From Library Journal
This anthology of 26 essays is a follow-up to I Tell You Now (1978). The authors, born mostly in the 1940s or after, come from many different tribes. Some are full blood, others mixed; some were raised on a reservation, others weren't; and some are well known, others obscure. They are professors, artists, poets, novelists, playwrights, social workers, and more. Krupat (English, Sarah Lawrence Coll.) and Swann (English, Cooper Union) assert that the essays reflect not only how many different ways there are to be Indian today but also how many different ways there are to write about these experiences. After a misanthropic description of American life, W.S. Penn admits, "The problem is that I don't really hate America. I hate the fact that what I want America to do is like me." Rex Lee Jim declares, "When I realized that everything matters, I immediately knew that my destiny was completely in my control." Vickie Sears calls writing "a wind" and a "moving in dreamdance." Like the previous anthology, this collection is a mixed bag but still a valuable contribution to Native American studies and literary scholarship.DNancy P. Shires, East Carolina Univ., Greenville, NC
Copyright 2000 Reed Business Information, Inc.

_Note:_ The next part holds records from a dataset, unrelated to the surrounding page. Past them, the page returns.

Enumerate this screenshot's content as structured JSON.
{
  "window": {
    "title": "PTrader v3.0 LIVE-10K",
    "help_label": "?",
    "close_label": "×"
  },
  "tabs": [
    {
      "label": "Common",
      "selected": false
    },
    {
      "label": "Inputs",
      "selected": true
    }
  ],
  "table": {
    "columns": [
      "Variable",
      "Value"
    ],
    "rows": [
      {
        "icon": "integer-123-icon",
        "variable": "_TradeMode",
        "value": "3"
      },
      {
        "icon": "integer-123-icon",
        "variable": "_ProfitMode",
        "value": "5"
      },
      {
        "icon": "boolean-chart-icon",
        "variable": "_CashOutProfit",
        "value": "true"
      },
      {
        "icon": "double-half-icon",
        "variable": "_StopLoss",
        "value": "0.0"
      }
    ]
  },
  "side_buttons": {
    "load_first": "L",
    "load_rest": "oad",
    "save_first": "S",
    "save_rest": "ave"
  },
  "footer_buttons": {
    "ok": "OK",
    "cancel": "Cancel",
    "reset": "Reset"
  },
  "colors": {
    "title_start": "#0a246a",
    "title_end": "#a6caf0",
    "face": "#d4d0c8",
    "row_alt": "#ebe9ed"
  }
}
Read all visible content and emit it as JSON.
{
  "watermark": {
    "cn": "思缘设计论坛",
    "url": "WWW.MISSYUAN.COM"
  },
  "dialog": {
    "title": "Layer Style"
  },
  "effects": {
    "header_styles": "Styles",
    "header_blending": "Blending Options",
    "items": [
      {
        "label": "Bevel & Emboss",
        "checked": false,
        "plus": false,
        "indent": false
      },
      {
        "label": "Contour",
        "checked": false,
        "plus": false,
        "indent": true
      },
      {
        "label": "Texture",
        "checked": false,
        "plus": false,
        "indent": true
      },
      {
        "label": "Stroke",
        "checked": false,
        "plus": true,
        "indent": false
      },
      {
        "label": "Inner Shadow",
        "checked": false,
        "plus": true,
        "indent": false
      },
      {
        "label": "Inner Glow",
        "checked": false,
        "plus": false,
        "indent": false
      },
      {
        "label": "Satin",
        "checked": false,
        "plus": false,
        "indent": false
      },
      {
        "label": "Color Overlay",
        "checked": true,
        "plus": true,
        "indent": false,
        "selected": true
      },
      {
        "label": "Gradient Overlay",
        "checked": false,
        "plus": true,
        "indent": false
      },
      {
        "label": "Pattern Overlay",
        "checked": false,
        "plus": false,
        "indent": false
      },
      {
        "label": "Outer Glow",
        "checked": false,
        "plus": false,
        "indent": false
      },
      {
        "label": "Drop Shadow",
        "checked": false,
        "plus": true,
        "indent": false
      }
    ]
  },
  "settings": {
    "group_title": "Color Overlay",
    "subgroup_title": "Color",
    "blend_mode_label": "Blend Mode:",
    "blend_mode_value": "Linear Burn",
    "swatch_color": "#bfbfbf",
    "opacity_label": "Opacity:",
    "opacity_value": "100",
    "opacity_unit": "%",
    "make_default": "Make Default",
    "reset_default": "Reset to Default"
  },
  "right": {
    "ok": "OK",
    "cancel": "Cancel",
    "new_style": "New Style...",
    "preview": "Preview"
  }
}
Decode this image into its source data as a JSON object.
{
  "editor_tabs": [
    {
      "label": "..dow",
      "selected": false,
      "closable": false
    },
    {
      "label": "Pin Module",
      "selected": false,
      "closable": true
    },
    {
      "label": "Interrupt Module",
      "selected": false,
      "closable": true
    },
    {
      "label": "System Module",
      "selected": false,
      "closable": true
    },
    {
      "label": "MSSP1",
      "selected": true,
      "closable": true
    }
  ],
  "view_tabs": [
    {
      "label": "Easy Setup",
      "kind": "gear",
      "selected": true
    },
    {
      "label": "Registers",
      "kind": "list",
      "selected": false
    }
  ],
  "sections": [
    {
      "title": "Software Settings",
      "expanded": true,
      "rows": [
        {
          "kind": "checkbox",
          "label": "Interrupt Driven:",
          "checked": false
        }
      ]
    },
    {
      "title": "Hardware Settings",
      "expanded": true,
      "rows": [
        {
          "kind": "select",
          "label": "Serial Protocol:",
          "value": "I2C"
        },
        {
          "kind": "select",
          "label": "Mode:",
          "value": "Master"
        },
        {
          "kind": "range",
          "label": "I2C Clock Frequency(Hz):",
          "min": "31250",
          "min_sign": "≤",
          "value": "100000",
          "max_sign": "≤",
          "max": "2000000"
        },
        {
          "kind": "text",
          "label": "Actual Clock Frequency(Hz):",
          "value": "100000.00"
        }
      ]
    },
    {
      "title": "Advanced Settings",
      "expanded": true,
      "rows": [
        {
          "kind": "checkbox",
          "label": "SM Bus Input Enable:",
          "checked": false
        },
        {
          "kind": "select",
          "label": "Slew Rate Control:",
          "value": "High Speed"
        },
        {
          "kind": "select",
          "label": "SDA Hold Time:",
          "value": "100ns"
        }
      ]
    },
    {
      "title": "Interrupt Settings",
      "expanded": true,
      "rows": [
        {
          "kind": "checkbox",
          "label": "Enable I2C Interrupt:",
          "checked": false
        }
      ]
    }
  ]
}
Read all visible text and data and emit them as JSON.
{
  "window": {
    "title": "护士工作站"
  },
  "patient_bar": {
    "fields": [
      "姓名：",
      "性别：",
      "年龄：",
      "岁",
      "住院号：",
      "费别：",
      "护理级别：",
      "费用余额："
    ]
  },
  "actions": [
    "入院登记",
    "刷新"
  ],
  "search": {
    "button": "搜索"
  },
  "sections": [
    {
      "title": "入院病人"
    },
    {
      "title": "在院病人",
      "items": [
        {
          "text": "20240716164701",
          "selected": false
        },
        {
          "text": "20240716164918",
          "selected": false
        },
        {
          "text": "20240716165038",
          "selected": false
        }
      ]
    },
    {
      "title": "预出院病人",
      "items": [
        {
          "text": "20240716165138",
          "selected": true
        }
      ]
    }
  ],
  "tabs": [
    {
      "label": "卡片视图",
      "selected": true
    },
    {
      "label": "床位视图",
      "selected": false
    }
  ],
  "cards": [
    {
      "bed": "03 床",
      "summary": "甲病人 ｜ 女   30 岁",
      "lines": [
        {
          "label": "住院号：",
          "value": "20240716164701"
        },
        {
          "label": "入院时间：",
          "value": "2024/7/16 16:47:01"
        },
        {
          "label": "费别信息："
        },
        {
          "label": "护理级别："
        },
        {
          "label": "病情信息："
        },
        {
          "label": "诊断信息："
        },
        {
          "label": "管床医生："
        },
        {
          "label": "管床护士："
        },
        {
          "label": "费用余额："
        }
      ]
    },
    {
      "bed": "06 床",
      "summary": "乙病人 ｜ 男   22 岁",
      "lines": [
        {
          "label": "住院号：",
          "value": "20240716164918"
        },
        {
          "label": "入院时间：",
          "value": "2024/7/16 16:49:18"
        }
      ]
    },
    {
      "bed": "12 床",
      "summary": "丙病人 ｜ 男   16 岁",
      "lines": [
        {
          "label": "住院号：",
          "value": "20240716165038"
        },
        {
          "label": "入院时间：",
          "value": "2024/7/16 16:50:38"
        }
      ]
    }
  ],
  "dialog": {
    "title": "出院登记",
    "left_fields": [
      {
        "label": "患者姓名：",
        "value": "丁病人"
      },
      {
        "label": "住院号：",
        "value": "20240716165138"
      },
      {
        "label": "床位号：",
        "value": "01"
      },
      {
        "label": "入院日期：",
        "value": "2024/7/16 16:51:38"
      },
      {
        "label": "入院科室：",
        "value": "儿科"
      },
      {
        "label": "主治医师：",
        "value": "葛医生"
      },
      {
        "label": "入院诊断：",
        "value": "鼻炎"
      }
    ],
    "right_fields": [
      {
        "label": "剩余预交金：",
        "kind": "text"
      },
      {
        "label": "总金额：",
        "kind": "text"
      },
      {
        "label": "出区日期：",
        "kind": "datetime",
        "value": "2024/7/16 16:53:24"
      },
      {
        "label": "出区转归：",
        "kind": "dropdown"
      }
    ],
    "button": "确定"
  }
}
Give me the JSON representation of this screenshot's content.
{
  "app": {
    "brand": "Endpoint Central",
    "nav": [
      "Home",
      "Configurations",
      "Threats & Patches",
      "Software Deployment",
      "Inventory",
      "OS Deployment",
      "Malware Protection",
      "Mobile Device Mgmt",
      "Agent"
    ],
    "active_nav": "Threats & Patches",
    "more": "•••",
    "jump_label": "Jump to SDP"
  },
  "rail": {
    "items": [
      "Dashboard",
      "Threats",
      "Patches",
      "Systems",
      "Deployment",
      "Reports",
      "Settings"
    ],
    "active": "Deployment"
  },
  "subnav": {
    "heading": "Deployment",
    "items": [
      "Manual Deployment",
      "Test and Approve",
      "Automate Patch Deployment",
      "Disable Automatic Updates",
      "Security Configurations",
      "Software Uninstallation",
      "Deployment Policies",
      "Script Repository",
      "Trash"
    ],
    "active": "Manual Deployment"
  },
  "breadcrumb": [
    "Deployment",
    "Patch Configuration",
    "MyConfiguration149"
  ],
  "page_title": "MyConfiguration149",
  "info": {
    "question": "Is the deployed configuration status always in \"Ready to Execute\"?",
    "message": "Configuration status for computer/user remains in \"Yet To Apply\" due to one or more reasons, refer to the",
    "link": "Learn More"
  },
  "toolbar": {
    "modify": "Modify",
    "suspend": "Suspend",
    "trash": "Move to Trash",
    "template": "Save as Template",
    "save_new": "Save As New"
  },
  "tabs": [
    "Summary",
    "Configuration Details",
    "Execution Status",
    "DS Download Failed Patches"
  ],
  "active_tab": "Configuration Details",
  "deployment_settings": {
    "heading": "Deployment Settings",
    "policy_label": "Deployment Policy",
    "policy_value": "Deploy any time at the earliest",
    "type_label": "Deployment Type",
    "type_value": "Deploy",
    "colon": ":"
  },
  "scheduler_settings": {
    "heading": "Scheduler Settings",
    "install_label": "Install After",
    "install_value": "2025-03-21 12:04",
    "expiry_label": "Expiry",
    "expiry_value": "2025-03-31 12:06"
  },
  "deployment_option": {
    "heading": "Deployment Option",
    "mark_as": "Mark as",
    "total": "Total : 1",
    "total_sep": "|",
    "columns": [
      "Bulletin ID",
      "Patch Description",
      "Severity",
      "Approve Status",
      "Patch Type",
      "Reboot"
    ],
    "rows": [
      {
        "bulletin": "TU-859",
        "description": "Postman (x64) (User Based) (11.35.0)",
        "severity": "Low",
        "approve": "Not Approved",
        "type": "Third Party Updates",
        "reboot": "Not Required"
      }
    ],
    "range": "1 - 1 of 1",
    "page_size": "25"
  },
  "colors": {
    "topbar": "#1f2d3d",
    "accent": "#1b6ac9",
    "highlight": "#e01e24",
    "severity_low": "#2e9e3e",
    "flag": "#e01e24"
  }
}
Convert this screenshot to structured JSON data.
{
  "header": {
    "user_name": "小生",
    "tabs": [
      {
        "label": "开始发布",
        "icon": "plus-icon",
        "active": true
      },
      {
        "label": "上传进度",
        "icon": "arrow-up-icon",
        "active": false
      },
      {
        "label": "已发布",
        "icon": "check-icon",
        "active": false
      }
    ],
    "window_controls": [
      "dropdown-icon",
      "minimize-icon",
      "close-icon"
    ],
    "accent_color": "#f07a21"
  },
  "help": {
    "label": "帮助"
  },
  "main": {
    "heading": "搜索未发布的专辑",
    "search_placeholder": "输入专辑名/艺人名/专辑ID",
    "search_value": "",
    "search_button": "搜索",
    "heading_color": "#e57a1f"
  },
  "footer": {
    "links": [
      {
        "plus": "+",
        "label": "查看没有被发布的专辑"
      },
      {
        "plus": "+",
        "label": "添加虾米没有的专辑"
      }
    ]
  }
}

Growing up Native American is unlike any other experience, although questions of identity and the struggle to find a place in the dominant culture resonate meaningfully to readers from all backgrounds. As Rex Lee Jim, one of the 26 contemporary Native American writers who contributed autobiographical essays to this striking collection, writes, "It's somewhat funny to know that the very personal is also the most common and therefore universal." Like many others, he focuses on the power of language, in his case, a Navajo prayer taught to him by his grandfather. Betty Louise Bell writes that as a child she "trusted words" to save her from the hardships of her poor, semiliterate family. Sherman Alexie's ironic and athletically graceful essay is the most dynamic, but each self-portrait compellingly discloses a unique facet of Native American life and of literature, which preserves memory, makes sense out of suffering, and renders revelations poetic.